Heinz-Peter Beckemeyer, a director at Texas Instruments, discusses the trends powering innovations in the automotive world.

In our lifetimes, it’s likely we’ll experience driving or riding in a self-driving car, which will probably be an electric vehicle (EV). While the exact timeline for these cars becoming mainstream is still up for debate, auto manufacturers and tech companies are dedicated to making self-driving EVs a reality.

Self-driving electric cars bring together two rapidly advancing technologies: autonomous driving and affordable electric cars with quick charging and long ranges. By incorporating advanced electronics, these cars will also become safer, more comfortable, and better connected, leading to a transportation revolution in just a few design cycles.
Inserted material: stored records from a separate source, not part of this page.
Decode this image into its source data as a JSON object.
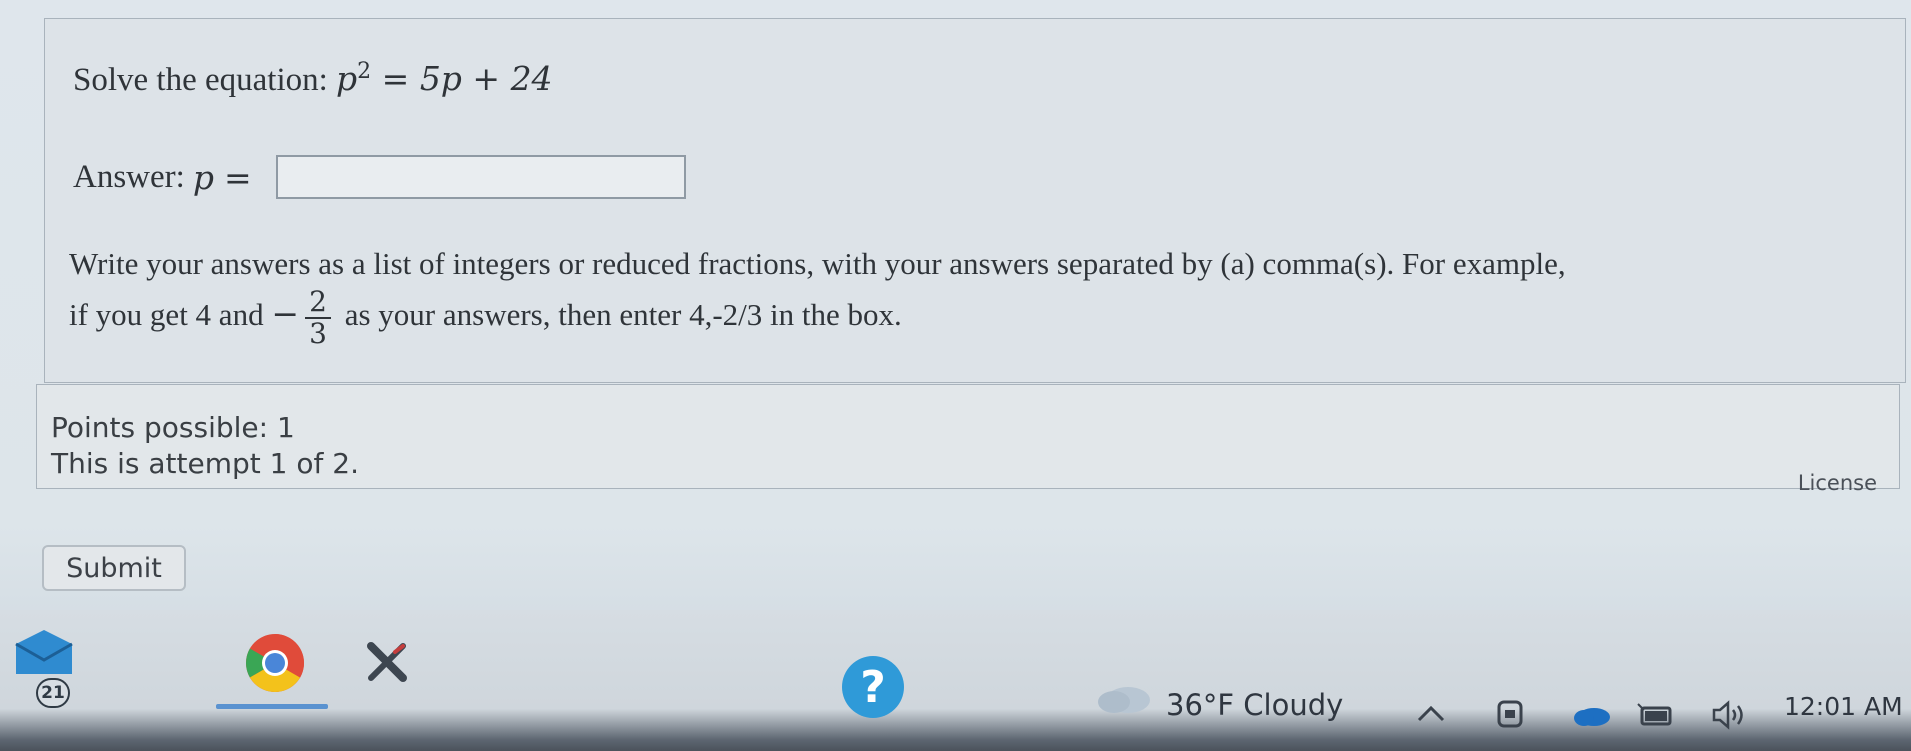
{
  "question": {
    "prompt_text": "Solve the equation: ",
    "equation": {
      "lhs_var": "p",
      "lhs_exp": "2",
      "rhs": "5p + 24"
    },
    "answer_label": "Answer: ",
    "answer_var": "p",
    "answer_eq": "=",
    "answer_value": "",
    "instructions_line1": "Write your answers as a list of integers or reduced fractions, with your answers separated by (a) comma(s). For example,",
    "instructions_pre_frac": "if you get 4 and ",
    "example_fraction": {
      "sign": "−",
      "numerator": "2",
      "denominator": "3"
    },
    "instructions_post_frac": " as your answers, then enter ",
    "instructions_example": "4,-2/3",
    "instructions_end": " in the box."
  },
  "points": {
    "possible": "Points possible: 1",
    "attempt": "This is attempt 1 of 2.",
    "license_label": "License"
  },
  "actions": {
    "submit_label": "Submit"
  },
  "taskbar": {
    "mail_badge": "21",
    "weather": "36°F  Cloudy",
    "clock": "12:01 AM",
    "icons": [
      "mail-icon",
      "chrome-icon",
      "x-app-icon",
      "help-icon",
      "weather-icon",
      "chevron-up-icon",
      "meet-now-icon",
      "onedrive-icon",
      "battery-icon",
      "speaker-icon"
    ],
    "accent_color": "#2f9ad8"
  }
}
This revolution aims to reduce vehicle weight, improve performance, boost energy efficiency, and enhance safety, comfort, and convenience.

The journey toward automated driving and vehicle electrification occurs in multiple stages. The SAE J3016 standard describes five levels of autonomous driving, from no automation (level 0) to full self-driving capability (level 5). Some features of the lower levels are already in production cars, like dynamic stability control (level 1), adaptive cruise control, lane-keeping (level 2), and limited self-driving features for specific scenarios like parking or emergency driver incapacitation (level 3).
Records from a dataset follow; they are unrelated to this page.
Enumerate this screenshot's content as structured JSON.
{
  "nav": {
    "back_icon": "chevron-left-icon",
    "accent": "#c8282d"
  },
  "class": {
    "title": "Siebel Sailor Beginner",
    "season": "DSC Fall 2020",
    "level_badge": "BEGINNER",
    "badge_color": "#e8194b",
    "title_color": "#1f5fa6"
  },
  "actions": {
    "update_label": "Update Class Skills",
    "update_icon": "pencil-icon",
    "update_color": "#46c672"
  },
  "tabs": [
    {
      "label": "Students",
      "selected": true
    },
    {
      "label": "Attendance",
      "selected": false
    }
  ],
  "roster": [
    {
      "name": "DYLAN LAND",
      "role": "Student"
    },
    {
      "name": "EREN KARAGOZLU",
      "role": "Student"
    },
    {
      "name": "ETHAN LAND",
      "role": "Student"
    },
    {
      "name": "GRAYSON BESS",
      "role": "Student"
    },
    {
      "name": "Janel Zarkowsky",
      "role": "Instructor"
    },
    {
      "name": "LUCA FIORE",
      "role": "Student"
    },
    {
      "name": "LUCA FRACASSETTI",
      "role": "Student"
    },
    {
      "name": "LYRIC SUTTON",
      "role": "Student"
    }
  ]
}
These features, along with advanced information and warning systems collectively known as advanced driver assistance systems (ADAS), enhance safety and convenience. For example, ADAS features like rear or surround-view cameras help drivers see blind spots, and machine vision-based systems use sensors to detect objects and potential hazards, alerting drivers through visual, haptic, or acoustic signals.

Some ADAS systems can even perform basic maneuvers, like steering back into the lane’s center or stopping the car if a pedestrian walks in front. For higher levels of automation, many sensors and subsystems need to work together in real-time, a process known as sensor fusion.
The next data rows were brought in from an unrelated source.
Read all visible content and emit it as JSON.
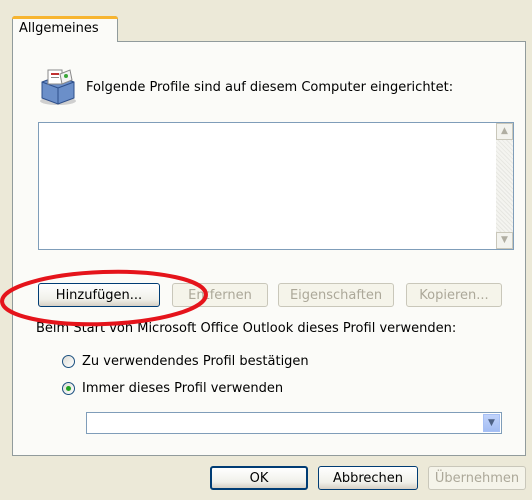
{
  "tabs": [
    {
      "label": "Allgemeines"
    }
  ],
  "header": {
    "text": "Folgende Profile sind auf diesem Computer eingerichtet:"
  },
  "buttons": {
    "add": "Hinzufügen...",
    "remove": "Entfernen",
    "properties": "Eigenschaften",
    "copy": "Kopieren..."
  },
  "startup": {
    "label": "Beim Start von Microsoft Office Outlook dieses Profil verwenden:",
    "options": [
      {
        "label": "Zu verwendendes Profil bestätigen",
        "checked": false
      },
      {
        "label": "Immer dieses Profil verwenden",
        "checked": true
      }
    ],
    "profile_select_value": ""
  },
  "footer": {
    "ok": "OK",
    "cancel": "Abbrechen",
    "apply": "Übernehmen"
  },
  "annotation": {
    "color": "#e5141b"
  }
}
Vehicle electrification is also progressing in stages, offering various levels of electric operation to help consumers get used to the technology. Each EV category builds on the features of the one before it, increasingly reducing fuel consumption.

The development of automated driving and vehicle electrification complement each other because both rely heavily on advanced electronics. In many cases, systems for acceleration and stopping might be shared, and sensing, computing, and communication resources might overlap for both functions. Additionally, ADAS-driven automation often supports energy efficiency, one of the main goals of electrification. For instance, adaptive cruise control can help maintain steady fuel consumption, avoiding the inefficiency of frequent acceleration and braking.

To pave the way for vehicle automation, ADAS technology relies on extensive sensing and imaging from cameras, ultrasound, radar, and lidar. As the number of ADAS technologies increases, so does the need for high-bandwidth communications, powerful image and signal processing, and smart control. This information needs to be processed instantly to ensure effective vehicle operation.